Against the backdrop of the recent dramatic showdown the two companies played out at Computex 2019 less than a month ago in dueling keynote announcements, the leaked benchmarks lend themselves well to the narrative of the established player reasserting dominance over an upstart rival. AMD was able to evoke a palpable wow factor at its Computex address this year with the unveiling of its 7nm die Zen 2 Ryzen 3000 line, an announcement that Intel was hard-pressed to match with only 10nm chips by comparison and 10th-generation desktop chips nowhere in sight. Intel is also starting to lose ground in the high-end performance space with AMD’s Ryzen 9 3900X giving Intel’s i9-9900K a run for its money. AMD is also outflanking Intel in the ultra high-end market with the release of a 64-core Threadripper that Intel has no easy answer to.

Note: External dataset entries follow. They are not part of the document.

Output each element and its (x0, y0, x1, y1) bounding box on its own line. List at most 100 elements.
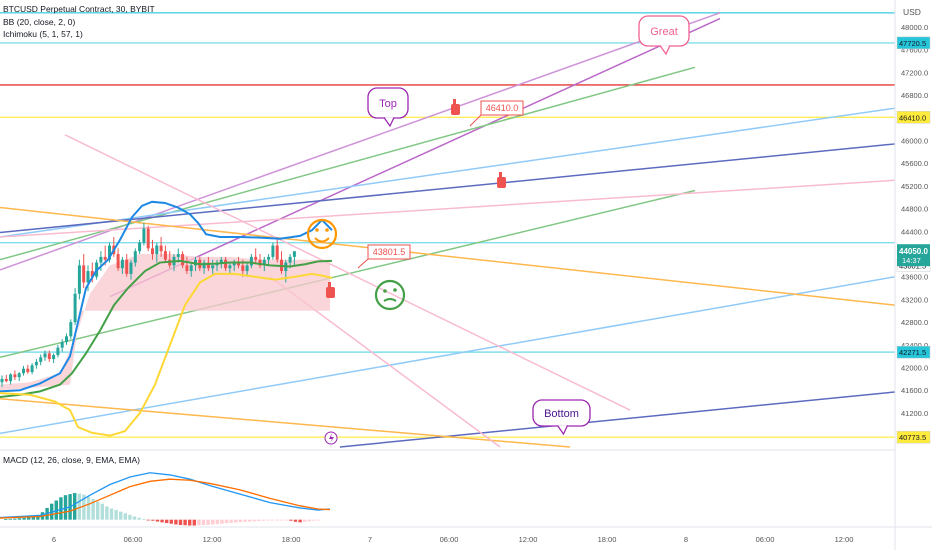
price-flag-pointer (357, 258, 369, 269)
macd-bar (293, 519, 298, 522)
hand-shape (451, 104, 460, 115)
macd-bar (96, 501, 100, 520)
sick-eye (383, 289, 387, 293)
price-tick: 43600.0 (901, 273, 928, 282)
macd-bar (132, 516, 137, 520)
candle (22, 365, 25, 376)
price-flag-3: 46410.0 (480, 100, 524, 116)
macd-bar (261, 519, 265, 521)
candle (17, 372, 21, 382)
macd-bar (289, 519, 293, 521)
cloud-area (0, 254, 330, 391)
callout-tail (383, 117, 395, 128)
candle-body (129, 262, 133, 274)
macd-bar (8, 518, 12, 520)
last-price-value: 44050.0 (899, 247, 928, 256)
price-flag-pointer (469, 114, 482, 127)
price-flag-4: 43801.5 (367, 244, 411, 260)
lightning-bolt (329, 433, 334, 443)
candle (26, 364, 30, 374)
time-tick: 8 (684, 535, 688, 544)
candle (52, 353, 56, 364)
macd-bar (298, 519, 302, 523)
candle (34, 359, 38, 369)
macd-bar (100, 503, 104, 520)
price-label-box-4 (896, 430, 931, 444)
candle-body (56, 347, 60, 356)
hand-finger (499, 172, 502, 179)
hand-shape (497, 177, 506, 188)
candle (120, 256, 124, 274)
price-tick: 47600.0 (901, 46, 928, 55)
callout-1: Great (638, 15, 690, 56)
callout-text: Bottom (544, 408, 579, 420)
price-flag-box (480, 100, 524, 116)
trend-line-4 (0, 107, 896, 238)
candle (86, 265, 90, 291)
candle (116, 248, 120, 272)
trend-line-0 (0, 12, 721, 271)
candle-body (9, 374, 13, 382)
candle (138, 239, 142, 255)
macd-bar (63, 495, 68, 520)
sick-outline (374, 279, 406, 311)
price-label-box-3 (896, 345, 931, 359)
candle (4, 374, 8, 383)
macd-bar (220, 519, 224, 524)
symbol-title: BTCUSD Perpetual Contract, 30, BYBIT (3, 4, 155, 14)
macd-bar (197, 519, 201, 526)
price-label-4: 40773.5 (899, 433, 926, 442)
candle-body (103, 256, 107, 260)
candle-body (133, 251, 137, 263)
candle (30, 363, 34, 375)
candle-body (163, 251, 167, 260)
candle-body (4, 378, 8, 382)
candle-body (30, 365, 34, 373)
macd-bar (4, 519, 8, 520)
price-tick: 44800.0 (901, 205, 928, 214)
candle-body (249, 256, 253, 266)
price-tick: 42400.0 (901, 341, 928, 350)
candle-body (125, 259, 129, 274)
macd-bar (128, 514, 132, 520)
smiley-mouth (314, 237, 330, 243)
trend-line-6 (0, 143, 896, 234)
macd-bar (114, 510, 118, 520)
macd-bar (73, 493, 77, 520)
candle-body (206, 262, 210, 269)
candle (181, 251, 185, 269)
candle-body (108, 245, 111, 260)
ichimoku-cloud (0, 254, 330, 391)
price-flag-text: 46410.0 (486, 103, 519, 113)
macd-bar (82, 494, 86, 520)
hand-finger (328, 282, 331, 289)
callout-2: Bottom (532, 399, 591, 436)
price-tick: 42000.0 (901, 364, 928, 373)
macd-bar (137, 517, 141, 520)
candle-body (202, 262, 206, 269)
time-tick: 7 (368, 535, 372, 544)
candle (185, 256, 189, 274)
macd-bar (188, 519, 192, 526)
lightning-icon (324, 431, 338, 445)
smiley-eye (325, 228, 329, 232)
candle (155, 242, 159, 263)
candle (125, 254, 129, 277)
candle (108, 242, 111, 263)
macd-bar (59, 497, 63, 520)
candle (146, 225, 150, 252)
price-tick: 48000.0 (901, 23, 928, 32)
smiley-eye (315, 228, 319, 232)
candle-body (189, 265, 193, 272)
price-flag-text: 43801.5 (373, 247, 406, 257)
macd-bar (178, 519, 183, 525)
currency-label[interactable]: USD (903, 7, 921, 17)
candle (39, 354, 43, 366)
trend-line-5 (0, 276, 896, 435)
candle-body (159, 245, 163, 252)
candle-body (237, 262, 240, 266)
macd-bar (252, 519, 256, 522)
macd-bar (201, 519, 206, 525)
macd-bar (229, 519, 233, 523)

Considering the fierce battle that has been publicly raging between Intel and AMD over the past months, the encouraging performance from Intel’s Ice Lake chips gives the chip giant some welcome breathing room in fending off its competitor. While the premature benchmark has since been taken down, if eventual official performance metrics emerge to corroborate them, there’s a good chance it will help drive sales of Ice Lake-powered devices, which have kicked off with an announced XPS laptop Dell. Mobile chips with the kind of performance that the rumored tests purport would also allow Intel to hold on to a key market while it puts the finishing touches on Project Athena devices, which reinforce powerful processors with faster connectivity.